Egypt’s economic reform programme, implemented in coordination with the IMF between 2016 and 2019, strengthened its financial position. This was particularly against shocks, with the programme, also helping the authorities to deal with the current health crisis as well, Azour said.
Egypt’s pre-coronavirus GDP growth was about 5.5%, with solid foreign exchange reserves, and a stronger banking system, Azour added.
He noted that Egypt is like many countries across the Middle East and North Africa (MENA) region, where economic activity suffered due to the coronavirus crisis. At the same time, the government put in place a range of measures to support the affected sectors in a very short time.
Middle East and Central Asia region countries have been hit by two large and reverberatting shocks, resulting in significantly weaker growth projections in 2020, Azour said.
He added that the coronavirus pandemic and the plunge in oil prices are causing economic turmoil across the region. Fragile, conflict affected states are particularly hard-hit, given the already large humanitarian and refugee challenges, and weak health infrastructures.

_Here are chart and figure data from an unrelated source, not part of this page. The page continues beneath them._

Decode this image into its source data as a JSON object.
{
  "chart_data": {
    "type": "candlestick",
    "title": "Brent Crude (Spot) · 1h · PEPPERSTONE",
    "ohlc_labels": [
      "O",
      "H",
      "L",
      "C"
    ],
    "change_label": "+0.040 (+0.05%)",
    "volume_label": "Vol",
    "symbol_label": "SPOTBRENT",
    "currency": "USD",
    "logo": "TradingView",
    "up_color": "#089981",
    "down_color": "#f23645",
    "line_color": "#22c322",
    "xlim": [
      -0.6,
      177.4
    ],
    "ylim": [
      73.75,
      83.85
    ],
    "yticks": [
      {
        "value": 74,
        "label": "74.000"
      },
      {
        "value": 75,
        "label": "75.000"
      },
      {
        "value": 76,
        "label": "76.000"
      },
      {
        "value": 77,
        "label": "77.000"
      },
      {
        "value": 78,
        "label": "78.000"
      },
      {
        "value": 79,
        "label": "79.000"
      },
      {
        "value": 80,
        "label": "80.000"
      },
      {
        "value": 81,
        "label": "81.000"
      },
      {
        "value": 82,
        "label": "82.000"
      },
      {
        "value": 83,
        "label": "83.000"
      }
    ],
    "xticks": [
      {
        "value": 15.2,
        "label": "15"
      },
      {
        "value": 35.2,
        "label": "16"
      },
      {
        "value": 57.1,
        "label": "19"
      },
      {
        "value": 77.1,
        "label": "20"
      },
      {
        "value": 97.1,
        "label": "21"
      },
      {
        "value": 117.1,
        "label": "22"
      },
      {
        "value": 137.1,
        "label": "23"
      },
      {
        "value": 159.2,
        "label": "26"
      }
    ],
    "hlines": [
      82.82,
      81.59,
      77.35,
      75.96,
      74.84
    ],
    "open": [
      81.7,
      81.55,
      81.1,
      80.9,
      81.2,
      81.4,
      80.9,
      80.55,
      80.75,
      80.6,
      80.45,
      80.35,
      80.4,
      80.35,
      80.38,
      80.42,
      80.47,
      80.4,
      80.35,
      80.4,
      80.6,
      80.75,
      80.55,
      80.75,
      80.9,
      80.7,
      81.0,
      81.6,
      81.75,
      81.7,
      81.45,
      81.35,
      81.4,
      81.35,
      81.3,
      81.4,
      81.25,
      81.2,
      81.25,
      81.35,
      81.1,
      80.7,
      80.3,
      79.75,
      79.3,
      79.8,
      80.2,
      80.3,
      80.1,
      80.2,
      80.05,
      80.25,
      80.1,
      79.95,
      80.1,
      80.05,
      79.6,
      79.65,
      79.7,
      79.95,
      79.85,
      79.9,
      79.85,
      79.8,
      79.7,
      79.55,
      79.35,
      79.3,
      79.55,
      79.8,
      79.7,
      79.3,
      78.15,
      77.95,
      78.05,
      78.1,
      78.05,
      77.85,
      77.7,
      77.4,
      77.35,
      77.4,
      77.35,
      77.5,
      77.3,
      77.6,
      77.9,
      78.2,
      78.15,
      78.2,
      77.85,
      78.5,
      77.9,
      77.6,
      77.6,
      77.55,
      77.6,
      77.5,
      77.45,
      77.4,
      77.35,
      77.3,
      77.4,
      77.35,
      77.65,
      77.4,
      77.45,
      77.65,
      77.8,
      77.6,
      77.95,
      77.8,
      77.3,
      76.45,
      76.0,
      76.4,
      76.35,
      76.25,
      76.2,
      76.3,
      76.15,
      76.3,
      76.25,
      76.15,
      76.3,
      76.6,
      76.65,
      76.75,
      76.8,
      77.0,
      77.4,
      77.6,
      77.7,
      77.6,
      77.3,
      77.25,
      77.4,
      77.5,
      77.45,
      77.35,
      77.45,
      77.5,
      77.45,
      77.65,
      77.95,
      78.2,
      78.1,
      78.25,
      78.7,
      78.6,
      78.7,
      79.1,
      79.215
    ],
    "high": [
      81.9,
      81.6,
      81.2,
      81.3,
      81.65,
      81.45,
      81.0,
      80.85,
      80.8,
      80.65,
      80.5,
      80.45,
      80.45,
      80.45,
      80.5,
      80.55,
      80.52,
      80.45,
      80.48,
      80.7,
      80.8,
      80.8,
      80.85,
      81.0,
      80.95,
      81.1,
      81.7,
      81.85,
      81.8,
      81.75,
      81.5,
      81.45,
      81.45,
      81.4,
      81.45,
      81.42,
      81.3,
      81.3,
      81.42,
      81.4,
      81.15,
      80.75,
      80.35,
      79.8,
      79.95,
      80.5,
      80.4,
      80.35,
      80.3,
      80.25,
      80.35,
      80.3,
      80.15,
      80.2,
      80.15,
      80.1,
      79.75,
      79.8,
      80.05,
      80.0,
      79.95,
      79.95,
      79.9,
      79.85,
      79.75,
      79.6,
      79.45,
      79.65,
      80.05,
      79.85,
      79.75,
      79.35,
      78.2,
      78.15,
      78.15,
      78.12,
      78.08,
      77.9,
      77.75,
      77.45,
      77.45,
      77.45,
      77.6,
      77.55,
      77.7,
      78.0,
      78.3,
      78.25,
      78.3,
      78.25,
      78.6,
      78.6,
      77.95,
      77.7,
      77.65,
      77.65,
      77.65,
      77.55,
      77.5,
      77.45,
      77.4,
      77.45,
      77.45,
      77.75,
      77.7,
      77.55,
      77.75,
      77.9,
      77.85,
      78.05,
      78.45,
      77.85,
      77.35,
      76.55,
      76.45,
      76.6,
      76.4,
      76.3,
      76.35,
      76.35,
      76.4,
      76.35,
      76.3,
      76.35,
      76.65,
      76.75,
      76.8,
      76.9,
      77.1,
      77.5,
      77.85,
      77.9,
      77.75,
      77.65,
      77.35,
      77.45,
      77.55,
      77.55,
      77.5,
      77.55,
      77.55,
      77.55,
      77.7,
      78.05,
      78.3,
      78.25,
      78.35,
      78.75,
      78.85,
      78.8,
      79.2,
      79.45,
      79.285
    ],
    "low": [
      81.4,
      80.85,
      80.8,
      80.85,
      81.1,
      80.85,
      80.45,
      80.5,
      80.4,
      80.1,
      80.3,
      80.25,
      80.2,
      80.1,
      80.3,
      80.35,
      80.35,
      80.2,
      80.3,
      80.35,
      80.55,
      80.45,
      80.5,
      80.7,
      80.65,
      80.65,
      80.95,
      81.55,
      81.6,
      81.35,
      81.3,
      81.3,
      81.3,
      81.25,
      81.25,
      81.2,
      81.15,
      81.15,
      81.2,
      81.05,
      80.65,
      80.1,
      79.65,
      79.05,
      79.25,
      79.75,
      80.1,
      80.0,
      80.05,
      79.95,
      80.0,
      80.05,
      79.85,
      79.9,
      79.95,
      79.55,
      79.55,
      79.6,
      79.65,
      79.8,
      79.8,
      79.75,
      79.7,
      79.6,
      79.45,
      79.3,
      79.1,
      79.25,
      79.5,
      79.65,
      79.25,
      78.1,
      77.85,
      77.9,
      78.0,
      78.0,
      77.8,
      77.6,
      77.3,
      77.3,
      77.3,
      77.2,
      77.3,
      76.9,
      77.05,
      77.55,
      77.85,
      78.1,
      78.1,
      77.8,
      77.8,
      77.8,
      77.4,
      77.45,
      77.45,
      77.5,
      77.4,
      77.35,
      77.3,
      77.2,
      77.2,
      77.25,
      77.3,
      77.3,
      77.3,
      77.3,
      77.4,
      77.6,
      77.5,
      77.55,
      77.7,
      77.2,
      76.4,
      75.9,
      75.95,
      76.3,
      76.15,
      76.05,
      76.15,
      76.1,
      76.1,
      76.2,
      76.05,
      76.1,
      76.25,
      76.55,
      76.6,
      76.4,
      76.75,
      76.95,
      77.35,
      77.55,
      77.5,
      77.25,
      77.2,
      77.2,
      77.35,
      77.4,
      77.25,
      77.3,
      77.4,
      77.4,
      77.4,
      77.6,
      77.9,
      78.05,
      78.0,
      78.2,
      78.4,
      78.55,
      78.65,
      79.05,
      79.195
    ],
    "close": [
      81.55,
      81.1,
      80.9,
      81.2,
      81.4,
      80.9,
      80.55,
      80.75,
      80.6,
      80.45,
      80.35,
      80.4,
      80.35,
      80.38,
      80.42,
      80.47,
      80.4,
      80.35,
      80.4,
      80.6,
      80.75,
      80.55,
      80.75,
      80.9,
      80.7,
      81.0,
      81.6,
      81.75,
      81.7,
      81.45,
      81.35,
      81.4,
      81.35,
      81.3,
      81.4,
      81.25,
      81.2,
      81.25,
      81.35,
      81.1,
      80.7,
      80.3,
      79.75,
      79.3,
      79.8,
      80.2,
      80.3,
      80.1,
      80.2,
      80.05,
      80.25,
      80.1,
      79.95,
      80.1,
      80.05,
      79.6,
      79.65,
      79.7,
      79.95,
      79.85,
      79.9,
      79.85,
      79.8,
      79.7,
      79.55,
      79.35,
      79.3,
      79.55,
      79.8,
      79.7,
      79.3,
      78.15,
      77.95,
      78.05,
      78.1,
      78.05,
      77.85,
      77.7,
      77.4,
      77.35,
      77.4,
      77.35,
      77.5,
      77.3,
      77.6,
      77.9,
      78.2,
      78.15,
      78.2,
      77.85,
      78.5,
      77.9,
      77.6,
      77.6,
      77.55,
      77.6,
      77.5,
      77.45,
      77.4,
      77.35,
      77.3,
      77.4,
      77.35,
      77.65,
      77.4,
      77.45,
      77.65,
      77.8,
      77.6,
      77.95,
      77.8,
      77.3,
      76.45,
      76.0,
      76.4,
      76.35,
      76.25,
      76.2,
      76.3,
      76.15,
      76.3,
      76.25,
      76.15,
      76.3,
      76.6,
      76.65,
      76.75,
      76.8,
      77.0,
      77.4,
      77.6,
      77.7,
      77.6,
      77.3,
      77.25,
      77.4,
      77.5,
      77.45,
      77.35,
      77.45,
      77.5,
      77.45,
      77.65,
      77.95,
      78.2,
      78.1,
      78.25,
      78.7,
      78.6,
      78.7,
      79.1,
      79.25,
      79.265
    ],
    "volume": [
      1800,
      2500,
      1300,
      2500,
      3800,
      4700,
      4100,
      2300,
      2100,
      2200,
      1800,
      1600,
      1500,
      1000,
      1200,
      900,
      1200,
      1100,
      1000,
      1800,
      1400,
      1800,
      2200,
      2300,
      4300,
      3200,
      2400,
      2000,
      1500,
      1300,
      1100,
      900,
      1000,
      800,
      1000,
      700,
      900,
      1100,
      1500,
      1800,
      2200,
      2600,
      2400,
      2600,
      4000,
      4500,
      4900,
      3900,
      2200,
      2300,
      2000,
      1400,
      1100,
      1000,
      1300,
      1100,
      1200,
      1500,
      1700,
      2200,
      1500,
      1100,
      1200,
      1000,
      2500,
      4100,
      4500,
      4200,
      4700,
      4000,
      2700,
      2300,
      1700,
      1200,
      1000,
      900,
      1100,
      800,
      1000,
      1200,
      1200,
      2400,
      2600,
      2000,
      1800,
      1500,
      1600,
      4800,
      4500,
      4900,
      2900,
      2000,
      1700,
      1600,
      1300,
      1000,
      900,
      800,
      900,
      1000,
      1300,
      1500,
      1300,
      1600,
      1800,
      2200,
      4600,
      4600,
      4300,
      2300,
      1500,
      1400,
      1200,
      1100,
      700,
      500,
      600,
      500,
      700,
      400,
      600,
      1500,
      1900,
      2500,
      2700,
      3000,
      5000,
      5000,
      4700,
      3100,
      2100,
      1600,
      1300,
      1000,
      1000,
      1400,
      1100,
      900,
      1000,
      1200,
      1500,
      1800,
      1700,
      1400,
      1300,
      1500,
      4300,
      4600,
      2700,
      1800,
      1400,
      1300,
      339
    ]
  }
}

The immediate priority for policies is to save lives with required health spending, regardless of fiscal space. At the same time, they should preserve growth engines with targeted support to households and hard-hit sectors, he mentioned.
The IMF has been providing emergency assistance to help countries across the region during these challenging times, Azour said.
He added that economic recoveries should be supported with broad fiscal and monetary measures where policy space is available, and by seeking external assistance where space is limited.